Fezf2-dependent alterations in dendritic morphology and axonal projection patterns are also associated with changes to both electrophysiological output, as well as presynaptic input. In Fezf2 mutant mice, CFuPNs of layer V adopt the characteristic spike frequency adaptation of CPNs, rather than a typical non-adapting or bursting pattern [32]. Conversely, misexpressing Fezf2 in layer IV pyramidal cells alters a number of their firing properties to resemble those of CFuPNs [11]. Moreover, Fezf2-misexpressing layer IV cells also receive altered neuronal input, losing their typical thalamocortical contacts and instead receiving input from layer II/III cells, as CFuPNs would [11]. These studies demonstrate how the subtype-specifying transcription factor Fezf2 is responsible for dictating many features of CFuPN connectivity, with clear functional consequences for the proper incorporation of CFuPNs into the surrounding circuitry.

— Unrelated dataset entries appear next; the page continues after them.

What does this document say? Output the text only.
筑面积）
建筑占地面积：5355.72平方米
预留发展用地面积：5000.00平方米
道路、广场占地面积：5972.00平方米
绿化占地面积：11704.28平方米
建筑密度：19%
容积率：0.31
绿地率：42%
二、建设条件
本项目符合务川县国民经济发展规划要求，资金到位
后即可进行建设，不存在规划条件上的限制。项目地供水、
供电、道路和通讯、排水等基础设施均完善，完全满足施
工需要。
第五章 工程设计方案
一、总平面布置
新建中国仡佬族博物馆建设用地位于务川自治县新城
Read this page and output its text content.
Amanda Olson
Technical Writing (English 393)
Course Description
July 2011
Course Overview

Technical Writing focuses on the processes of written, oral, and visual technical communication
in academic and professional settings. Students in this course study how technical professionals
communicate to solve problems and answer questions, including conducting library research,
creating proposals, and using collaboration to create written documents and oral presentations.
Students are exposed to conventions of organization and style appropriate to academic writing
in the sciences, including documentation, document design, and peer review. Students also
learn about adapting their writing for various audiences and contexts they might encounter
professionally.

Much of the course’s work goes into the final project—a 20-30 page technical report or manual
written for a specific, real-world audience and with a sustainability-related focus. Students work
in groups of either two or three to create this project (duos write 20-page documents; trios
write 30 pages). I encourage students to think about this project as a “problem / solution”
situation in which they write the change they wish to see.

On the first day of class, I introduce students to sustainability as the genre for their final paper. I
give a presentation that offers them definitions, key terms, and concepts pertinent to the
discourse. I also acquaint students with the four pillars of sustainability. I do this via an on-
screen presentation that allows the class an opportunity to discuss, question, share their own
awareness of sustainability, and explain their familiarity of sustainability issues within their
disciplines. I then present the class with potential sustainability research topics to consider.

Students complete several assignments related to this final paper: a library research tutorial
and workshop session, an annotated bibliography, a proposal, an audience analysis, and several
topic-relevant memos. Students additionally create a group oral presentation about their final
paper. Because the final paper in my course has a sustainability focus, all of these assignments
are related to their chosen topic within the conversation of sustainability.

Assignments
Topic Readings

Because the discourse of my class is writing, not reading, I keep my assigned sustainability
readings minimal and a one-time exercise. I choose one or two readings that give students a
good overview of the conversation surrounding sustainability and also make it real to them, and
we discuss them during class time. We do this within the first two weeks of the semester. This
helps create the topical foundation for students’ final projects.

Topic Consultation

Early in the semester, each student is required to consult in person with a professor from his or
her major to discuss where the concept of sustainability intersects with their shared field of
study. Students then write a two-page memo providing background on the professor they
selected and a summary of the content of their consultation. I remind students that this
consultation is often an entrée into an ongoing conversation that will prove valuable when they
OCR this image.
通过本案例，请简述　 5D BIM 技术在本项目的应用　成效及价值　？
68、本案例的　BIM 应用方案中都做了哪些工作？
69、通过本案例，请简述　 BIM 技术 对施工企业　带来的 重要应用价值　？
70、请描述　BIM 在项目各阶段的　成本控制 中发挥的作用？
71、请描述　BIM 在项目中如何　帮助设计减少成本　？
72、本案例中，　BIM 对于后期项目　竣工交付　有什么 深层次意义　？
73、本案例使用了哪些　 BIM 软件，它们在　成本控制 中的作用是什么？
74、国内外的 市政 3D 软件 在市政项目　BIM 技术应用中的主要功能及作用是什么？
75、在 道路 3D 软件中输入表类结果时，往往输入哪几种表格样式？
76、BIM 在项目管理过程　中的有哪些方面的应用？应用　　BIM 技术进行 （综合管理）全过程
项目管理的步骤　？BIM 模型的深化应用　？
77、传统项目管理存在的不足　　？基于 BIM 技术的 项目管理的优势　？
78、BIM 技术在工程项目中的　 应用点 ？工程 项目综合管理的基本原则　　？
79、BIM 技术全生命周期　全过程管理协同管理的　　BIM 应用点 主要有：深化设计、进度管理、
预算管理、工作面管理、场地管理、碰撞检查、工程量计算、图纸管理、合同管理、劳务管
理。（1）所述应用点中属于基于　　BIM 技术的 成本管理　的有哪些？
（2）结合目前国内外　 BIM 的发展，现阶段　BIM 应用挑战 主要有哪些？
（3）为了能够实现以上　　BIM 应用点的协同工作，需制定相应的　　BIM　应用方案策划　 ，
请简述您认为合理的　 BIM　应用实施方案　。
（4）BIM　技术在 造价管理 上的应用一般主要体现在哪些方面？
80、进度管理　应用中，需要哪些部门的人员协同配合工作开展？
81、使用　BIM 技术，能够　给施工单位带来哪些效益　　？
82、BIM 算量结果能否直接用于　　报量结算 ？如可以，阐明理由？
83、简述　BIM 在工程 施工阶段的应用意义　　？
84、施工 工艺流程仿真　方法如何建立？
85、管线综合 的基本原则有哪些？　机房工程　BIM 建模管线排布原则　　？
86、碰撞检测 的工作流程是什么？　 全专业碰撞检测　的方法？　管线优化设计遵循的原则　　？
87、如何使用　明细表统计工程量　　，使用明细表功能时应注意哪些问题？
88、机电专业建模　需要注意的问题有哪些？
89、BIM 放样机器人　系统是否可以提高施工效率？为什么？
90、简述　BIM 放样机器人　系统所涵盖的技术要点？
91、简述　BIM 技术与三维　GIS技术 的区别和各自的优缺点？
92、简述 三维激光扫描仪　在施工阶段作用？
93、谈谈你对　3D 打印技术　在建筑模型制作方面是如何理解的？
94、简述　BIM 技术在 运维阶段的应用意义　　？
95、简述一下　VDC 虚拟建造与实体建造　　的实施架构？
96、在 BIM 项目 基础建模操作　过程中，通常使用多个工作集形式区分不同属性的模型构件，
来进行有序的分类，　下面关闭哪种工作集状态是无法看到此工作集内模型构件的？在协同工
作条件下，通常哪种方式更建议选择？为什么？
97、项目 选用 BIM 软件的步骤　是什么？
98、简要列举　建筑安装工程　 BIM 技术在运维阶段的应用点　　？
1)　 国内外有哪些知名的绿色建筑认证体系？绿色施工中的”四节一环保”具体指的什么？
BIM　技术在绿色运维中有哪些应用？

Ptf1a has similar functions in priming a neuron's eventual circuit connectivity. As mentioned, misexpression of Ptf1a is sufficient to alter the dendritic projection pattern of cortical pyramidal cells, causing them to elaborate a more branched, radial array of neurites [19]. Also, with regard to synaptic development, Ptf1a is both necessary and sufficient for the expression of the cell-adhesion molecules Neph3/Kirrel2 and Nephrin/Nphs1 [19,44], whose invertebrate homologues have been implicated in synaptogenesis [47]. Along the same lines, in the mammalian spinal cord, Ptf1a is thought to be indirectly responsible for the synaptic specificity of a population of presynaptic inhibitory interneurons, called GABApre neurons. GABApre neurons rely on the synaptic binding protein NrCAM to mediate the adhesion interaction by which GABApre terminals bind with high density to their proprioceptive sensory terminal target [18]. Expression of NrCAM is reduced in the intermediate spinal cord of Ptf1a mutant mice (K. Kridsada and J. Kaltschmidt 2012, unpublished data), suggesting its dependence on Ptf1a expression in GABApre neurons, which reside in this region of the spinal cord [48].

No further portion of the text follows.